BTW I think this is a nifty discussion. This is the sort of discussion
that could only take place on Phys-L. To a layperson, these might seem
like fine points, but really it is important to sort them out.





Rauber, Joel wrote:

OTOH, the subscript, particularly in a FBD, usually refers to the object
causing the force, not the object receiving the force.

E.g. F_s for spring force acting on an object, or F_T for the tension
in a rope acting on an object, etc.

Yeah, that's a good point.

Actually, this is just the tip of an iceberg. To see the more general
problem, consider the example of Newton's cradle. (I represent the balls
as squares partly because I'm lazy, and partly to make a point; see below.)
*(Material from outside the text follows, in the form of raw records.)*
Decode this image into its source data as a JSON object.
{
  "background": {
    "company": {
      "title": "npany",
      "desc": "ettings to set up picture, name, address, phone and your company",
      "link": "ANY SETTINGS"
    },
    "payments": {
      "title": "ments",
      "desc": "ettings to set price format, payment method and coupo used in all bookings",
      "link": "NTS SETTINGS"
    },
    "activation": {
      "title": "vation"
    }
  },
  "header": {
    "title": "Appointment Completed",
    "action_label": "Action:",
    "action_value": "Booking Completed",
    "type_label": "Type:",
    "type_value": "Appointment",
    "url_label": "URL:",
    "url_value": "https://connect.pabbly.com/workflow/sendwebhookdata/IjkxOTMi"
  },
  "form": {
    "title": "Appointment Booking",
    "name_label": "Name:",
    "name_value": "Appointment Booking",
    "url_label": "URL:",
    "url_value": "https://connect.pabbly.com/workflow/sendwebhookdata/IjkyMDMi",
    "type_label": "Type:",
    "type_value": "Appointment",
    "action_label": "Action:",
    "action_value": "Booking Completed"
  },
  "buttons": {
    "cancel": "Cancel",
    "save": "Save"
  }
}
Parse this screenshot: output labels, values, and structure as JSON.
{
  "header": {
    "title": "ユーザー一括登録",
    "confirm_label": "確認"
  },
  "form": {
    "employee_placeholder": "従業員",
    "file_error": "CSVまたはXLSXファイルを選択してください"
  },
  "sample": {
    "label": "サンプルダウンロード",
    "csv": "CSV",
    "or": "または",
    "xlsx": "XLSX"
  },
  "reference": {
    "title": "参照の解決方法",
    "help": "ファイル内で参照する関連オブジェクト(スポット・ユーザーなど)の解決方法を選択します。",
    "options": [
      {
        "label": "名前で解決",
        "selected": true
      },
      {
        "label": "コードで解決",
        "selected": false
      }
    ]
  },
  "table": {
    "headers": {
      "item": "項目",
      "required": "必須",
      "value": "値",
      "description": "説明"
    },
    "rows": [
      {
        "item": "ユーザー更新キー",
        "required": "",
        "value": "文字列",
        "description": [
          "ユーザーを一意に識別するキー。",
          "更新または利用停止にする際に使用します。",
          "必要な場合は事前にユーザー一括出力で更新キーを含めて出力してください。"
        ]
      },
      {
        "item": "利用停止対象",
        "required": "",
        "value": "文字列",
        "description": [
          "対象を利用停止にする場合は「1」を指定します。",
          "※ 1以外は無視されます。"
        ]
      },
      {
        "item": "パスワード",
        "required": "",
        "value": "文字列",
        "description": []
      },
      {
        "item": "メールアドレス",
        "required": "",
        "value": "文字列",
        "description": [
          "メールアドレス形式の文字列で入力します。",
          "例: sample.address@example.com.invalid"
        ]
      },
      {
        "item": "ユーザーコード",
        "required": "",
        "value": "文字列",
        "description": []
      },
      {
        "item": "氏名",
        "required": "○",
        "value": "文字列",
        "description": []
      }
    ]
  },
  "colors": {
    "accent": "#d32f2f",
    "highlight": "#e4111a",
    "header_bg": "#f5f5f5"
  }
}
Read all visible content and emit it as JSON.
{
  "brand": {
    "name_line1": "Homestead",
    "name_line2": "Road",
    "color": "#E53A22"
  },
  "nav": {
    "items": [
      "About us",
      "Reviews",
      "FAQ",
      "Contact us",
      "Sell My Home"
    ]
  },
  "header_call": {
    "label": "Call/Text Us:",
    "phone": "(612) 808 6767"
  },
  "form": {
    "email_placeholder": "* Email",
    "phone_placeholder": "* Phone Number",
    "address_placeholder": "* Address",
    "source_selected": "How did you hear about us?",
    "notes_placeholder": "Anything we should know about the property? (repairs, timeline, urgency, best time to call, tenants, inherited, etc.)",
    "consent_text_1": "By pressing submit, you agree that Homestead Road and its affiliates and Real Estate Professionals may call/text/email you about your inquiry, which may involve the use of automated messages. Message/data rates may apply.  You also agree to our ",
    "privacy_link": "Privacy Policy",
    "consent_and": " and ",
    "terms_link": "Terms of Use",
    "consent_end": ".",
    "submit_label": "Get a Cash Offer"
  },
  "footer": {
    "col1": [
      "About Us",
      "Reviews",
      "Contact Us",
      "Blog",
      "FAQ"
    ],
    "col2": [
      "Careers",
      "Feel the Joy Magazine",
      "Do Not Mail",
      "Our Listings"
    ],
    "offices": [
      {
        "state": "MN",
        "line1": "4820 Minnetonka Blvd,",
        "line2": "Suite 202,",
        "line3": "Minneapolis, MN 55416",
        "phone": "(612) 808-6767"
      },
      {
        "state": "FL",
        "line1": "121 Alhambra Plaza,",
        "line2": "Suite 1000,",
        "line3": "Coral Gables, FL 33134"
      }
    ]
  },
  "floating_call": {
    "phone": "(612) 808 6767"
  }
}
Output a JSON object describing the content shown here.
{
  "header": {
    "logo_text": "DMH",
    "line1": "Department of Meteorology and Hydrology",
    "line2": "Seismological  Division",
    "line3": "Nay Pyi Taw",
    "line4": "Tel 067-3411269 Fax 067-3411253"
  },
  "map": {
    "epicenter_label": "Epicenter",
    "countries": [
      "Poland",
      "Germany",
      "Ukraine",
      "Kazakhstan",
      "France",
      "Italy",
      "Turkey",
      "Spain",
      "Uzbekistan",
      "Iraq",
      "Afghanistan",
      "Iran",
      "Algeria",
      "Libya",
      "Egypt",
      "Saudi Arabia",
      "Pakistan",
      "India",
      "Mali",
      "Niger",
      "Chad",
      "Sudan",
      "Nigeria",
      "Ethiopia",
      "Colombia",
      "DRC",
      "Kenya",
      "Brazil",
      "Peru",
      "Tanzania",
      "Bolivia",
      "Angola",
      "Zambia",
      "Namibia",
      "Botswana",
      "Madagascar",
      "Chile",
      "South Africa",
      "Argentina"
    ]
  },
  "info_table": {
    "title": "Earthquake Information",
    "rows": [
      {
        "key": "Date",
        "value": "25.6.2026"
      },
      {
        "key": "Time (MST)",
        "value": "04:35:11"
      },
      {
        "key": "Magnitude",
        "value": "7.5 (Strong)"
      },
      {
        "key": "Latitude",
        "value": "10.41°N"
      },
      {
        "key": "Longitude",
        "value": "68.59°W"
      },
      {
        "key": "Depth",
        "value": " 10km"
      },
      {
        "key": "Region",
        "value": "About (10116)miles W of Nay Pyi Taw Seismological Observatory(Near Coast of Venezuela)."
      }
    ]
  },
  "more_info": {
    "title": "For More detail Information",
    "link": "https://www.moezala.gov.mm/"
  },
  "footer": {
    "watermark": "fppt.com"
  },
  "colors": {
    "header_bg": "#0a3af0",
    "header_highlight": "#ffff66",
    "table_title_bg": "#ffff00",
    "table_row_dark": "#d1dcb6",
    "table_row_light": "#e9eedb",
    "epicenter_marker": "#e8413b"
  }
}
_______ _______ _______ _______ _______
| | | | | |
| | | | | |
| A | B | C | D | E |
|_______|_______|_______|_______|_______|

+-------+-------+-------+-------+-------+-----
0 1 2 3 4 5 x -->

I label the balls with letters A through E, and I label points on the x-axis
using numbers in the usual way.

Ball A has just swung in from left to right. Balls B,C,D, and E were initially
at rest. At this moment, ball A is coming to rest and ball E is about to fly
away.

It would be nice to express the force as a force-field, as a function of x.
The problem is, you cannot think of "the" force at point 1, because there
are two forces, an AB force and a BA force. In my experience, it is a
nightmare trying to keep track of which force is which. This is a nightmare
not just for naive students, but even for professionals. Maybe there is a
way to do it, but I don't know how. I also don't much care, because there
is a good way of making the whole problem go away, namely by considering
momentum instead of force. It is very simple and very powerful to just
talk about the momentum flowing across the AB boundary ... which is the
same as the momentum-flow at point x=1. You don't think in terms of a
force field, but rather a momentum-flow field. It just works.

By the way, the figure shown above can be re-interpreted as a fluid
dynamics picture. The same line of reasoning leads to the same conclusion:
you are much better off thinking about the momentum in region A, rather
than worrying about forces at the A/B boundary. But in an elementary class,
you want to express it in terms of Newton's cradle, because you'll scare
'em if you start talking about fluid dynamics. Halloween is upon us, but
there's a limit to how much you want to scare the students :-)



As a related point, a lot of students think the fact that F_AB and F_BA
are "equal and opposite" is the embodiment of the third law ... but it
is not! This can be understood as follows: The third law, when correctly
understood, is isomorphic to conservation of momentum. The F_AB/F_BA
relationship is not. This can be seen by considering a non-conserved
quantity, such as the number of photons. We could have a radio station
inside ball B endlessly emitting photons, i.e. the grossest possible
non-conservation of photons. But it would still be true that the net
number of photons crossing right-to-left across the AB boundary would
be equal-and-opposite to the net number crossing left-to-right. It
takes a lot more than F_AB = -F_BA to express the third law.


Bottom line: There are many situations where thinking about momentum-flow
is a huuuge help. I'm not advocating using momentum-flow to the exclusion
of force, but I am quite sure that force should not be used to the
exclusion of momentum-flow.